Wednesday 30 November 2011

My girlfriends and other animals


Now owning a sex pistols record doesn’t give you automatic entry into the Kings Road Punk chapter but what made me, in my eyes, a bona fide, couldn’t give a toss, anti-establishment rocker was when I asked mother if she wouldn’t mind popping along to Timothy Whites to pick up some zips of assorted colours and lengths. Mother was more than accommodating as it was on her way to the British Home Stores cafeteria where she was meeting Mrs Dudman and Mrs Cameron for their fortnightly sojourn to discuss the shortcomings of Mrs Smart and Mrs Baker who were likewise rendezvousing  on the first floor of the Littlewoods cafeteria to discuss the shortcomings of Mrs Dudman and Mrs Cameron. Mother very kindly sewed them onto my freshly pressed corduroy trousers. Blue, yellow, red, green you name it I had it, all sown on far too neatly.

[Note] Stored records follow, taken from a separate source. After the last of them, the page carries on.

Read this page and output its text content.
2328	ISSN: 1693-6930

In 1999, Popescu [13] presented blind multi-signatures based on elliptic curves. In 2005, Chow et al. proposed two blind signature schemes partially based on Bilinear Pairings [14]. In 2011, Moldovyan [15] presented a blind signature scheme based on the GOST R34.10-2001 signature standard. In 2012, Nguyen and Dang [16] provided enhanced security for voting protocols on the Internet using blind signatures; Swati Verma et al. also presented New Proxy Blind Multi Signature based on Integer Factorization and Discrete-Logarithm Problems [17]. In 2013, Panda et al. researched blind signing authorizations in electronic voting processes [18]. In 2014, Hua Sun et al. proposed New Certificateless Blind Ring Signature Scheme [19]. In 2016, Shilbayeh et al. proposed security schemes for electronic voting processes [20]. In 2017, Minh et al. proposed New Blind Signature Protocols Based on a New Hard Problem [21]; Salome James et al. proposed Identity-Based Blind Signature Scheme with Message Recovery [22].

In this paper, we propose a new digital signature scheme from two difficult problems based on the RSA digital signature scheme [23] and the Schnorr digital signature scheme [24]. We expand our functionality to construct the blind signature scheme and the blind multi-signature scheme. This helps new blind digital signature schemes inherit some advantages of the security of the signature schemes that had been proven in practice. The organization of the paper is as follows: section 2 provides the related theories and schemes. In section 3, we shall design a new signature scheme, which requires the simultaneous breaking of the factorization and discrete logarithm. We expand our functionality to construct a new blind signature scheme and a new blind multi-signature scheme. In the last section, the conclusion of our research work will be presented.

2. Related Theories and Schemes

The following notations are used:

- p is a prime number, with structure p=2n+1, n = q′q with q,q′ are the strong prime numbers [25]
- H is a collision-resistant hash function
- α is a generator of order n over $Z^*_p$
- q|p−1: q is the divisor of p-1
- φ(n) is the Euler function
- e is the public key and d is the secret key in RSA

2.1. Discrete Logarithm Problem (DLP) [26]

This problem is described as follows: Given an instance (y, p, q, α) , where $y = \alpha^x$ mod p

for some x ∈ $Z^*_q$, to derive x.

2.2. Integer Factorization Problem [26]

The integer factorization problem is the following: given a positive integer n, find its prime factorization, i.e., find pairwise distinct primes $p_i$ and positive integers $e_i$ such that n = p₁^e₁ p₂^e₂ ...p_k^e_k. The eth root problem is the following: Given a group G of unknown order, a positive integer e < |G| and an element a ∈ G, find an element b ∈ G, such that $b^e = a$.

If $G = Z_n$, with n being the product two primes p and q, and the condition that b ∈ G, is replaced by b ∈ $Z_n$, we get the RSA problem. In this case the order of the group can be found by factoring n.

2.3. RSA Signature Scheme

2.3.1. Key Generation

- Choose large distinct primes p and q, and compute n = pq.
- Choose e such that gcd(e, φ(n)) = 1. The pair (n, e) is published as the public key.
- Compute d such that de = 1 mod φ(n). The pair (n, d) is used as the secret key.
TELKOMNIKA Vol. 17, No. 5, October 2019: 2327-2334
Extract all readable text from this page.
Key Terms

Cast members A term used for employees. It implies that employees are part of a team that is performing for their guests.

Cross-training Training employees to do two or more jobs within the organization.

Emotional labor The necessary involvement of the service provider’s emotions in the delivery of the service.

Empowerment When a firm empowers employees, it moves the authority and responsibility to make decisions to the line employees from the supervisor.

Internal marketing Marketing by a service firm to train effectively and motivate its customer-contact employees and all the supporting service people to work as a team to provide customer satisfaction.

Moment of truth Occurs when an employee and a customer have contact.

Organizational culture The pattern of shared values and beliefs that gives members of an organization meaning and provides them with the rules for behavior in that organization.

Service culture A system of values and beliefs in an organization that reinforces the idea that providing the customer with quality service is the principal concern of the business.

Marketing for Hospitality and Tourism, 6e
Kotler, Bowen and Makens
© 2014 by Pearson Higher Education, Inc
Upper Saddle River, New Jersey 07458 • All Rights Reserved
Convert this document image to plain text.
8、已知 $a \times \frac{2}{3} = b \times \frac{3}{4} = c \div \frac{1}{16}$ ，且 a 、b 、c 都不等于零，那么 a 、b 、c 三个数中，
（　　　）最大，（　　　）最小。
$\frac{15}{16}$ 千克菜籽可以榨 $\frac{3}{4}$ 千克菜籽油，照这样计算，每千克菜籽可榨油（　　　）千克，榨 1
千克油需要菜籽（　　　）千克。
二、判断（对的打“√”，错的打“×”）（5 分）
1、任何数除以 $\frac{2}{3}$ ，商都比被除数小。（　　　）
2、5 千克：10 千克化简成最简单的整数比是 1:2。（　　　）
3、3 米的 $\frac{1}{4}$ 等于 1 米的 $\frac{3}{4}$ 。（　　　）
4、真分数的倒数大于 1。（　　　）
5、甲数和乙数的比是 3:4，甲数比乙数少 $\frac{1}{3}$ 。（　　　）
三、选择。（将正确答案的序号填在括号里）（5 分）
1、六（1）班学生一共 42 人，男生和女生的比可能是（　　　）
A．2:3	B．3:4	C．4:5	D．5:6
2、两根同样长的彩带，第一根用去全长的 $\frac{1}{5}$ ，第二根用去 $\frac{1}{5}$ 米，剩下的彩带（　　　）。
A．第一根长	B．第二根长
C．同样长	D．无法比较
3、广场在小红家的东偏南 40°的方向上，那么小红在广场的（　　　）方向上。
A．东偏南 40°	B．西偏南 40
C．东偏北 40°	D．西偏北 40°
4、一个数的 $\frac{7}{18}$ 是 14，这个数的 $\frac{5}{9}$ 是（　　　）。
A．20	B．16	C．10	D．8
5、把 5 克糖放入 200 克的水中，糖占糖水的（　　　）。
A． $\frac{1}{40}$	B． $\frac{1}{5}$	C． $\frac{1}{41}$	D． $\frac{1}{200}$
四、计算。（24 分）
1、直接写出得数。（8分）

With Fiddlers party rapidly approaching I squeezed into my sisters mohair jumper (four sizes too small) and raided Mothers sowing basket for safety pins that I could link together and with the aid of some fabric plaster covering one of the pointy ends attached them to my ear, the plaster acting as a protective barrier to my virgin lobe and giving the illusion of someone who had obviously had his ear skewered with a knitting needle. Now if that didn’t make me Johnny Rotten and Sidney Vicious I don’t what did!
I was ready to smash Fiddler’s parents’ home up real bad. Gillian had warned me to take my shoes off in the hallway as Fiddler’s Mum and Dad had just had a new cream shag pile fitted. I could do that. I’d smash it up later, when the carpet was a little more worn.